Eisenberg had said that earlier this year she found scat and tracks that indicated that at least one wolf, and possibly a pack, had set up housekeeping on the ranch.

Although no wolves were seen, suspected wolf scat was collected and sent to the lab at UCLA.

Ed Bangs, head of the wolf recovery program for the U.S. Fish and Wildlife Service in Helena, Mont., said if wolves were present on the ranch, they would be hard to miss.

“In order to have a wolf pack, a wolf would have had to show up at least a year ago, and wolves rapidly become very obvious,” Bangs said. “Wolves walk 15 to 20 miles a day, in the same places people like to walk. You can’t really miss wolves.”

Plus, the slim chances that a female wolf would travel to Colorado and find a male wolf with which to breed makes the possibility of an existing pack even more remote, Bangs said.

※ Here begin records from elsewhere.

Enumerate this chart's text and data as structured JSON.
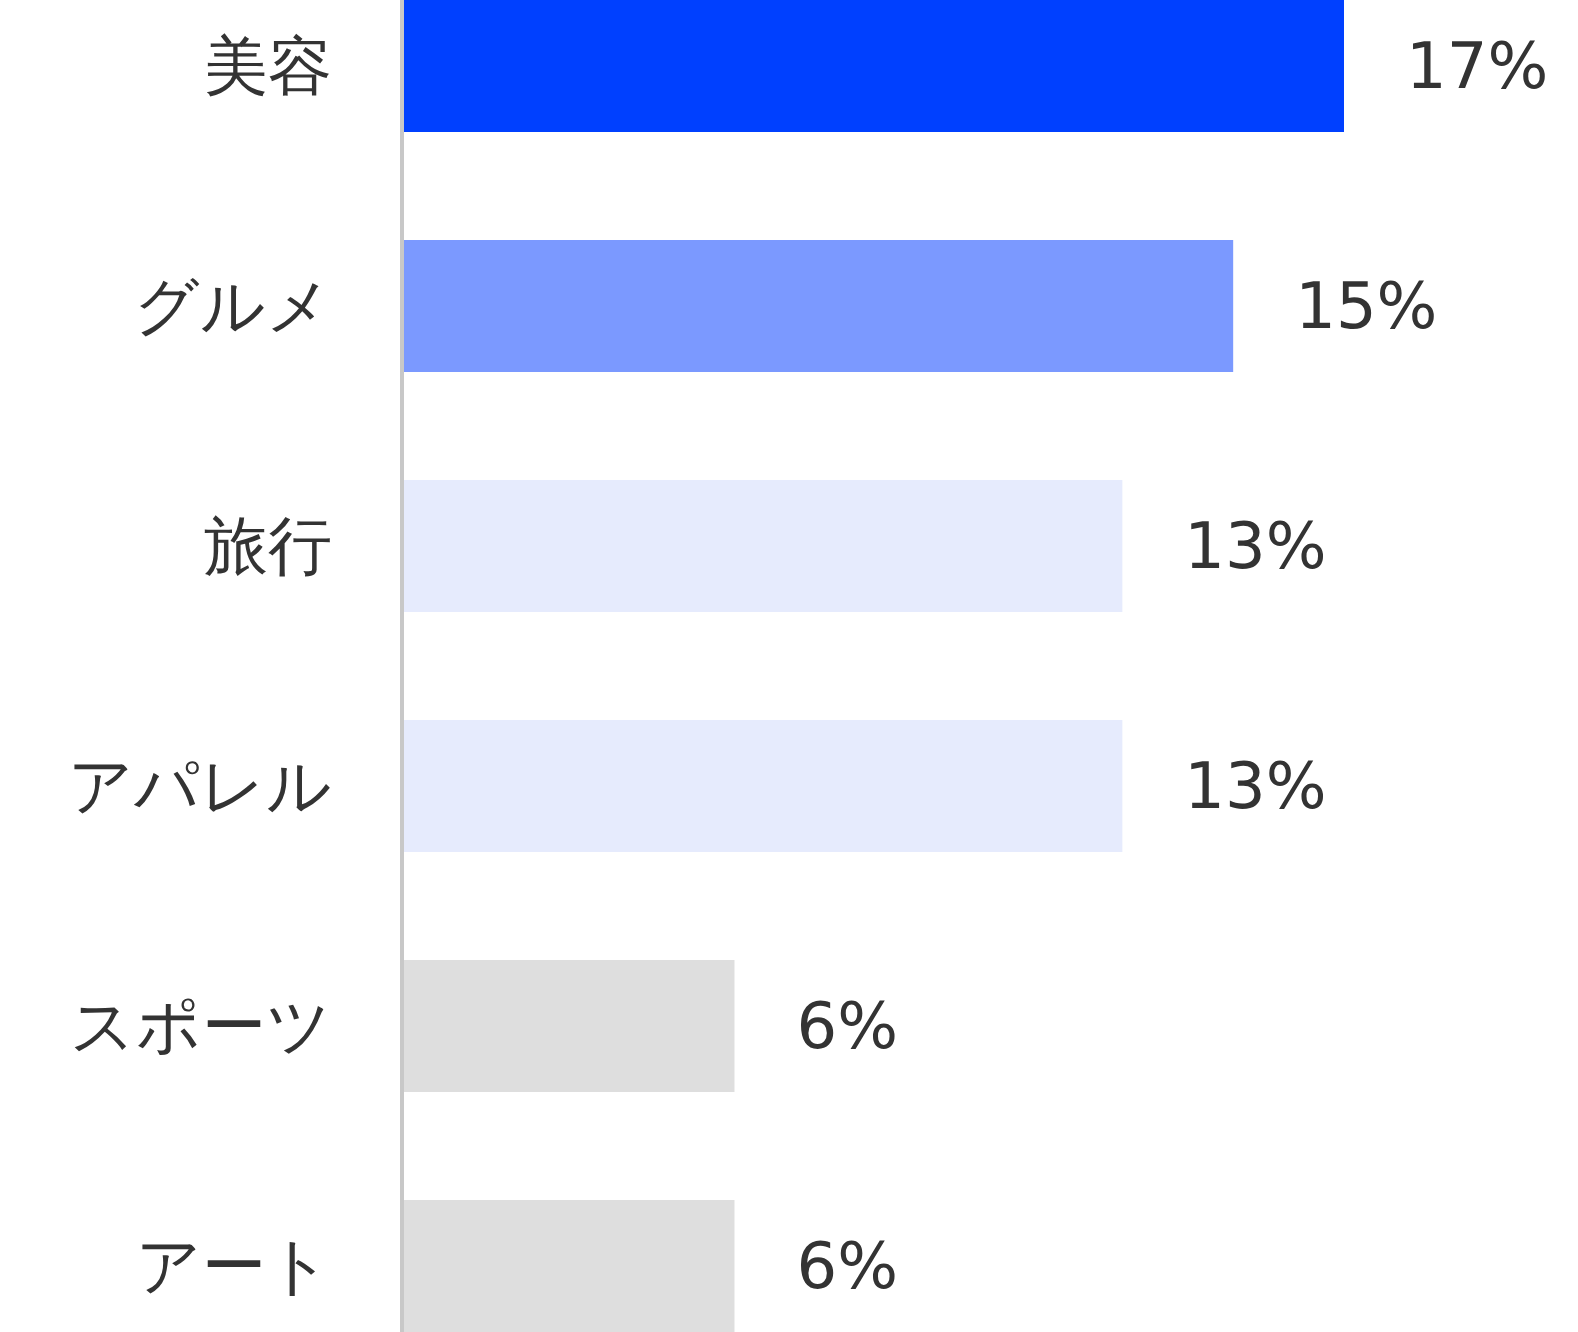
{
  "chart_data": {
    "type": "bar",
    "orientation": "horizontal",
    "categories": [
      "美容",
      "グルメ",
      "旅行",
      "アパレル",
      "スポーツ",
      "アート"
    ],
    "values": [
      17,
      15,
      13,
      13,
      6,
      6
    ],
    "colors": [
      "#0040ff",
      "#7b99ff",
      "#e6ebfd",
      "#e6ebfd",
      "#dedede",
      "#dedede"
    ],
    "value_labels": [
      "17%",
      "15%",
      "13%",
      "13%",
      "6%",
      "6%"
    ]
  }
}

Although wolves haven’t established themselves in Colorado, several have been reported traveling through the state over the past few years.

In 2009, a young female wolf from Yellowstone National Park trekked some 1,000 miles from southwestern Montana to Meeker, where it was found dead last April. That wolf’s death remains under investigation by the Fish and Wildlife Service.

The previous-known wolf to make it this far south was killed on Interstate 70 near Idaho Springs in 2004.